Lamborghini Miura SV Restoration

Sixty years on, Lamborghini Polo Storico has returned one of the final Miura SVs to the exact specification it left the factory in 1972. The Miura was the world's first mid-engine production supercar, its 3.9-liter transverse V12 producing 380 hp in SV form, and the last word in a lineage that redefined what a road car could be. Polo Storico, Lamborghini's official heritage department, spent three years on this 1972 example, working from the original production sheet to correct every detail that had drifted from spec.
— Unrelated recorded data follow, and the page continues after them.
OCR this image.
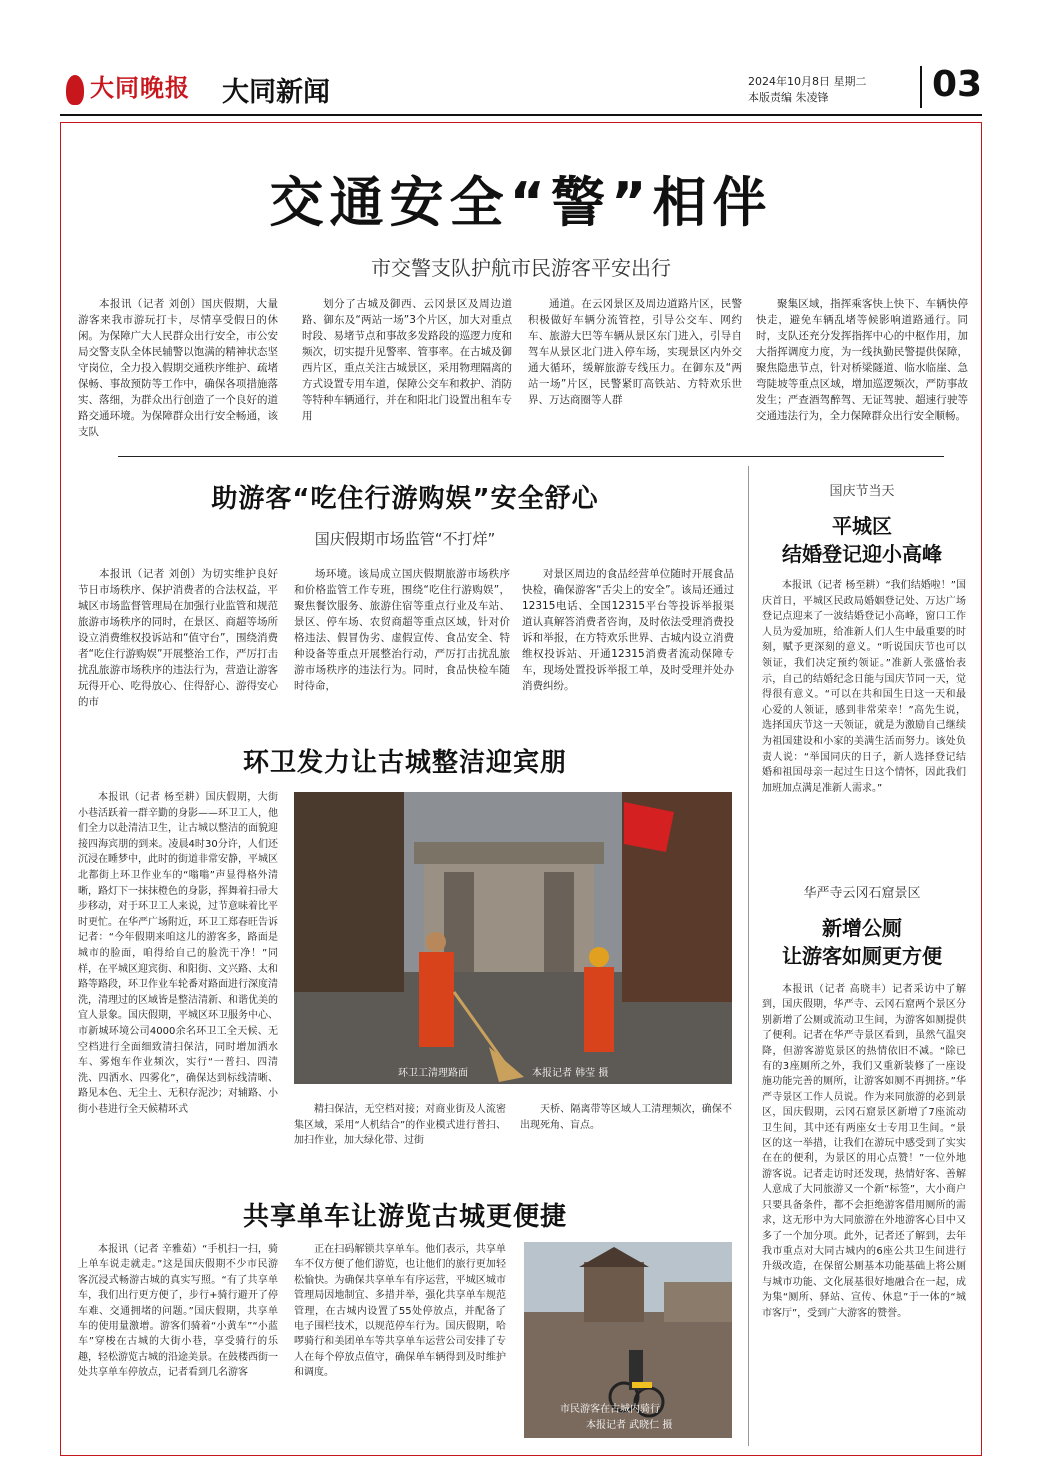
大同晚报 大同新闻	2024年10月8日 星期二
本版责编 朱凌锋	03
交通安全“警”相伴
市交警支队护航市民游客平安出行

本报讯（记者 刘创）国庆假期，大量游客来我市游玩打卡，尽情享受假日的休闲。为保障广大人民群众出行安全，市公安局交警支队全体民辅警以饱满的精神状态坚守岗位，全力投入假期交通秩序维护、疏堵保畅、事故预防等工作中，确保各项措施落实、落细，为群众出行创造了一个良好的道路交通环境。为保障群众出行安全畅通，该支队

划分了古城及御西、云冈景区及周边道路、御东及“两站一场”3个片区，加大对重点时段、易堵节点和事故多发路段的巡逻力度和频次，切实提升见警率、管事率。在古城及御西片区，重点关注古城景区，采用物理隔离的方式设置专用车道，保障公交车和救护、消防等特种车辆通行，并在和阳北门设置出租车专用

通道。在云冈景区及周边道路片区，民警积极做好车辆分流管控，引导公交车、网约车、旅游大巴等车辆从景区东门进入，引导自驾车从景区北门进入停车场，实现景区内外交通大循环，缓解旅游专线压力。在御东及“两站一场”片区，民警紧盯高铁站、方特欢乐世界、万达商圈等人群

聚集区域，指挥乘客快上快下、车辆快停快走，避免车辆乱堵等候影响道路通行。同时，支队还充分发挥指挥中心的中枢作用，加大指挥调度力度，为一线执勤民警提供保障，聚焦隐患节点，针对桥梁隧道、临水临崖、急弯陡坡等重点区域，增加巡逻频次，严防事故发生；严查酒驾醉驾、无证驾驶、超速行驶等交通违法行为，全力保障群众出行安全顺畅。

助游客“吃住行游购娱”安全舒心
国庆假期市场监管“不打烊”

本报讯（记者 刘创）为切实维护良好节日市场秩序、保护消费者的合法权益，平城区市场监督管理局在加强行业监管和规范旅游市场秩序的同时，在景区、商超等场所设立消费维权投诉站和“值守台”，围绕消费者“吃住行游购娱”开展整治工作，严厉打击扰乱旅游市场秩序的违法行为，营造让游客玩得开心、吃得放心、住得舒心、游得安心的市

场环境。该局成立国庆假期旅游市场秩序和价格监管工作专班，围绕“吃住行游购娱”，聚焦餐饮服务、旅游住宿等重点行业及车站、景区、停车场、农贸商超等重点区域，针对价格违法、假冒伪劣、虚假宣传、食品安全、特种设备等重点开展整治行动，严厉打击扰乱旅游市场秩序的违法行为。同时，食品快检车随时待命，

对景区周边的食品经营单位随时开展食品快检，确保游客“舌尖上的安全”。该局还通过12315电话、全国12315平台等投诉举报渠道认真解答消费者咨询，及时依法受理消费投诉和举报，在方特欢乐世界、古城内设立消费维权投诉站、开通12315消费者流动保障专车，现场处置投诉举报工单，及时受理并处办消费纠纷。

环卫发力让古城整洁迎宾朋

本报讯（记者 杨至耕）国庆假期，大街小巷活跃着一群辛勤的身影——环卫工人，他们全力以赴清洁卫生，让古城以整洁的面貌迎接四海宾朋的到来。凌晨4时30分许，人们还沉浸在睡梦中，此时的街道非常安静，平城区北都街上环卫作业车的“嗡嗡”声显得格外清晰，路灯下一抹抹橙色的身影，挥舞着扫帚大步移动，对于环卫工人来说，过节意味着比平时更忙。在华严广场附近，环卫工郑春旺告诉记者：“今年假期来咱这儿的游客多，路面是城市的脸面，咱得给自己的脸洗干净！”同样，在平城区迎宾街、和阳街、文兴路、太和路等路段，环卫作业车轮番对路面进行深度清洗，清理过的区域皆是整洁清新、和谐优美的宜人景象。国庆假期，平城区环卫服务中心、市新城环境公司4000余名环卫工全天候、无空档进行全面细致清扫保洁，同时增加洒水车、雾炮车作业频次，实行“一普扫、四清洗、四洒水、四雾化”，确保达到标线清晰、路见本色、无尘土、无积存泥沙；对辅路、小街小巷进行全天候精环式

环卫工清理路面	本报记者 韩莹 摄

精扫保洁，无空档对接；对商业街及人流密集区域，采用“人机结合”的作业模式进行普扫、加扫作业，加大绿化带、过街

天桥、隔离带等区域人工清理频次，确保不出现死角、盲点。

共享单车让游览古城更便捷

本报讯（记者 辛雅茹）“手机扫一扫，骑上单车说走就走。”这是国庆假期不少市民游客沉浸式畅游古城的真实写照。“有了共享单车，我们出行更方便了，步行+骑行避开了停车难、交通拥堵的问题。”国庆假期，共享单车的使用量激增。游客们骑着“小黄车”“小蓝车”穿梭在古城的大街小巷，享受骑行的乐趣，轻松游览古城的沿途美景。在鼓楼西街一处共享单车停放点，记者看到几名游客

正在扫码解锁共享单车。他们表示，共享单车不仅方便了他们游览，也让他们的旅行更加轻松愉快。为确保共享单车有序运营，平城区城市管理局因地制宜、多措并举，强化共享单车规范管理，在古城内设置了55处停放点，并配备了电子围栏技术，以规范停车行为。国庆假期，哈啰骑行和美团单车等共享单车运营公司安排了专人在每个停放点值守，确保单车辆得到及时维护和调度。

市民游客在古城内骑行
本报记者 武晓仁 摄
国庆节当天
平城区
结婚登记迎小高峰

本报讯（记者 杨至耕）“我们结婚啦！”国庆首日，平城区民政局婚姻登记处、万达广场登记点迎来了一波结婚登记小高峰，窗口工作人员为爱加班，给准新人们人生中最重要的时刻，赋予更深刻的意义。“听说国庆节也可以领证，我们决定预约领证。”准新人张盛怡表示，自己的结婚纪念日能与国庆节同一天，觉得很有意义。“可以在共和国生日这一天和最心爱的人领证，感到非常荣幸！”高先生说，选择国庆节这一天领证，就是为激励自己继续为祖国建设和小家的美满生活而努力。该处负责人说：“举国同庆的日子，新人选择登记结婚和祖国母亲一起过生日这个情怀，因此我们加班加点满足准新人需求。”

华严寺云冈石窟景区
新增公厕
让游客如厕更方便

本报讯（记者 高晓丰）记者采访中了解到，国庆假期，华严寺、云冈石窟两个景区分别新增了公厕或流动卫生间，为游客如厕提供了便利。记者在华严寺景区看到，虽然气温突降，但游客游览景区的热情依旧不减。“除已有的3座厕所之外，我们又重新装修了一座设施功能完善的厕所，让游客如厕不再拥挤。”华严寺景区工作人员说。作为来同旅游的必到景区，国庆假期，云冈石窟景区新增了7座流动卫生间，其中还有两座女士专用卫生间。“景区的这一举措，让我们在游玩中感受到了实实在在的便利，为景区的用心点赞！”一位外地游客说。记者走访时还发现，热情好客、善解人意成了大同旅游又一个新“标签”，大小商户只要具备条件，都不会拒绝游客借用厕所的需求，这无形中为大同旅游在外地游客心目中又多了一个加分项。此外，记者还了解到，去年我市重点对大同古城内的6座公共卫生间进行升级改造，在保留公厕基本功能基础上将公厕与城市功能、文化展基很好地融合在一起，成为集“厕所、驿站、宣传、休息”于一体的“城市客厅”，受到广大游客的赞誉。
The octagonal center-lock hubs were restored, the period-correct "Bob-type" exhaust tips reinstated (named after legendary test driver Bob Wallace), and the front fender grilles, handle fins, and rear louvers all returned to their original configurations. The exterior "Luci del Bosco" brown paint required its own historical research to match the precise chromatic specification for the car's production year, as the shade evolved across different models over time. Inside, the "Senape" mustard interior was reconstructed alongside the air conditioning preparation, hazard lights, compact steering wheel, and extended handbrake lever. The completed car was unveiled at the Anantara Concorso Roma in April 2026, the same event attended by the certified Miura P400 that appeared in the opening scene of The Italian Job. Only 150 Miura SVs were ever built.